Stoops argued teachers, like other professionals, want to both compete and collaborate.
“This idea that the school is a harmonious community and that teachers aren’t competing with one another is patently false,” he said. “Teachers are constantly competing with one another. They want to outdo each other. They want to be a better teacher than the teacher down the hall. That doesn’t mean they’re not going to collaborate.”
Nordstorm mentioned the differentiated pay used statewide to reward reading and math teachers for students’ growth in certain grades, as well as career and technical education (CTE) and advanced placement (AP) teachers. All four participants agreed that teacher buy-in is necessary for a successful program.
“All of them are top-down approach,” he said. “They have individual teacher-based rewards rather than team-based incentives. So they don’t follow some of the best practices that Representative Horn has identified tonight.
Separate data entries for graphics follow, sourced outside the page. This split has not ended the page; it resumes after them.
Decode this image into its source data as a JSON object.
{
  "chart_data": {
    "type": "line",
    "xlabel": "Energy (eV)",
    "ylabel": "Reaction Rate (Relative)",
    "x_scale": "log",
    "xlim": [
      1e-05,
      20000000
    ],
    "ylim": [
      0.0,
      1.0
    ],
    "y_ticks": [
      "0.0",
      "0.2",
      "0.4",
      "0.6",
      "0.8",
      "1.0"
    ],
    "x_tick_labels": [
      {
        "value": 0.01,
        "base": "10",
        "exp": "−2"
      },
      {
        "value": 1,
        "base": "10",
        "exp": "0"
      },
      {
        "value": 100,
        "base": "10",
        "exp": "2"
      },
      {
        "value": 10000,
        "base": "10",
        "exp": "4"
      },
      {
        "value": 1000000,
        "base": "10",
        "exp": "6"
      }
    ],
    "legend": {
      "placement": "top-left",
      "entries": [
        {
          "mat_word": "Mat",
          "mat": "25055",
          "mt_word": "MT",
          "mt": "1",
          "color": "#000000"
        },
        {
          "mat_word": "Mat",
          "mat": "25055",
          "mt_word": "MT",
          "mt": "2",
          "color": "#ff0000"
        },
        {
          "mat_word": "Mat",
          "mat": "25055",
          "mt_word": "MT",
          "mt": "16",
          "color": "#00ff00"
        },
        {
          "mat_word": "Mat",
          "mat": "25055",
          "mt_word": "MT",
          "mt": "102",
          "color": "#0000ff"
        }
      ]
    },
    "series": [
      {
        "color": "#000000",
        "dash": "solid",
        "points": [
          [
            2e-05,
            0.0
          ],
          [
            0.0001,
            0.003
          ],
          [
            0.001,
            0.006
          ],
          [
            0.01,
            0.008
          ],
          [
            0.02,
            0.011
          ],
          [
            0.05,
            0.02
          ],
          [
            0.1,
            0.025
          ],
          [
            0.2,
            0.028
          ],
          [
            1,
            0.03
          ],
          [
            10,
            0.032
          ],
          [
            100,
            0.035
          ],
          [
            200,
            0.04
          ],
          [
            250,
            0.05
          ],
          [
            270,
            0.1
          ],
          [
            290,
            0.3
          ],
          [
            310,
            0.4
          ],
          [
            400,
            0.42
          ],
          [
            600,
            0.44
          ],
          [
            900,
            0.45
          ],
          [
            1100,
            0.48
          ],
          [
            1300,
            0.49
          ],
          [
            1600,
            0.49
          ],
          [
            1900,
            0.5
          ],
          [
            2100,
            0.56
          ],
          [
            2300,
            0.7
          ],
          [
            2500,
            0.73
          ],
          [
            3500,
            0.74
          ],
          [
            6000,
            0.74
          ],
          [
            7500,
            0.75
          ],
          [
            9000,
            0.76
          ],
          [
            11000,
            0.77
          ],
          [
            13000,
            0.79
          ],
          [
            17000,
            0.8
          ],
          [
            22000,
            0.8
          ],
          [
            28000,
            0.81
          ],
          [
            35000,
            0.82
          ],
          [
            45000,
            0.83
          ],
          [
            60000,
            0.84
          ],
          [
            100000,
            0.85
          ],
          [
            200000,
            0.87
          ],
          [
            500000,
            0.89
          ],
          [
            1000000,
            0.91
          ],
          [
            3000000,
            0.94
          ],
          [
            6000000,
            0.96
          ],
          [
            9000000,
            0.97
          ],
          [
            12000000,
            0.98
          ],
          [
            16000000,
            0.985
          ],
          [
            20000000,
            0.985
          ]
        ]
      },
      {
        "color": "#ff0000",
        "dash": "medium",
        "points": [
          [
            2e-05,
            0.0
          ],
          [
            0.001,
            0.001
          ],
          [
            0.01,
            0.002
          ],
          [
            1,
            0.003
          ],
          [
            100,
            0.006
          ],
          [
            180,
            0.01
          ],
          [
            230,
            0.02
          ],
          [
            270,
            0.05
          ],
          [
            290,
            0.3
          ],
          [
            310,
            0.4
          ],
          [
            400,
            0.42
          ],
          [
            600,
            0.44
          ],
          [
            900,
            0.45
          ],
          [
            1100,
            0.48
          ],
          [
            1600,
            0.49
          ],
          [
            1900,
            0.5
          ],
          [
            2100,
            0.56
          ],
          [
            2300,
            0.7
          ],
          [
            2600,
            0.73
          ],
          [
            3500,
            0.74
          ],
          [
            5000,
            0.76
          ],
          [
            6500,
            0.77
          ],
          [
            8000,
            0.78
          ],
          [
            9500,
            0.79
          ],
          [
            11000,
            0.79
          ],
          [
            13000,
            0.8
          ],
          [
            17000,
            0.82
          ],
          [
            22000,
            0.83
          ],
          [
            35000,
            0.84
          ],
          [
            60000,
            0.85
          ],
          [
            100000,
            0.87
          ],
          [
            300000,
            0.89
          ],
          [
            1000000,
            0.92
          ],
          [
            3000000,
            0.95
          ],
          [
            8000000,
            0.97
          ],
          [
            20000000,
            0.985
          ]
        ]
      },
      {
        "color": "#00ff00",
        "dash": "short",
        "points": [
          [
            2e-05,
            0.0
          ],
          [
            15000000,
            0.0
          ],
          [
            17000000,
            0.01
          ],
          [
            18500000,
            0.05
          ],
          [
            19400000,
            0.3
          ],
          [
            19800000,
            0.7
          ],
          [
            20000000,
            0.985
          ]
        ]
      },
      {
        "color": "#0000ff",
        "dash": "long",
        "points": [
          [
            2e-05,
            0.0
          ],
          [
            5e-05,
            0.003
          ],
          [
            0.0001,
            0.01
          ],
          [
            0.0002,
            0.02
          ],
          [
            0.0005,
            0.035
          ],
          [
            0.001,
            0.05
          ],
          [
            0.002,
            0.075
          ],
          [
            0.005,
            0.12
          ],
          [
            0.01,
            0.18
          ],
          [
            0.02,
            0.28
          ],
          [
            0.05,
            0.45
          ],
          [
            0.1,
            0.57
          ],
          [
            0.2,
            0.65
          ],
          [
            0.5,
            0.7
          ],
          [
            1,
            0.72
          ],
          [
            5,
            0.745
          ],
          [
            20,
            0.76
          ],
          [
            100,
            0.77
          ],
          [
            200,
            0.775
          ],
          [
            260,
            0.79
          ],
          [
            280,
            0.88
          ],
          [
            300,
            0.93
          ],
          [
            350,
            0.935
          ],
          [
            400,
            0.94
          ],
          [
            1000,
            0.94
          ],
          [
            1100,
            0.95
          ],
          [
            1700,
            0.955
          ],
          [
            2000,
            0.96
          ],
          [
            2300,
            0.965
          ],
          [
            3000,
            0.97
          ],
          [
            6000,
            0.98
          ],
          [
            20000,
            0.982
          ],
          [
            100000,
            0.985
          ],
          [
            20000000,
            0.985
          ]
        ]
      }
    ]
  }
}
I think that’s a shame.”
When asked if the existing programs were working, Stoops said an effective system should satisfy the specific needs of the area.
“We have to really think about our unique circumstances, what’s going on in school districts, what’s going on in schools. and then tailor a program that meets those needs,” he said.
“I think the time is now to transform the system that we have, the antiquated, centuries-old system, into a comprehensive human-resources-type plan where we really maximize the potential of the teachers that we have.”
Spectrum News senior political reporter Loretta Boniti moderated the debate, which was hosted by the North Carolina Institute of Political Leadership as the last in a three-part debate series in smaller towns and cities across the state.
Correction: A previous version of this article misidentified the differentiated pay programs Kris Nordstrom referred to in the Newton debate.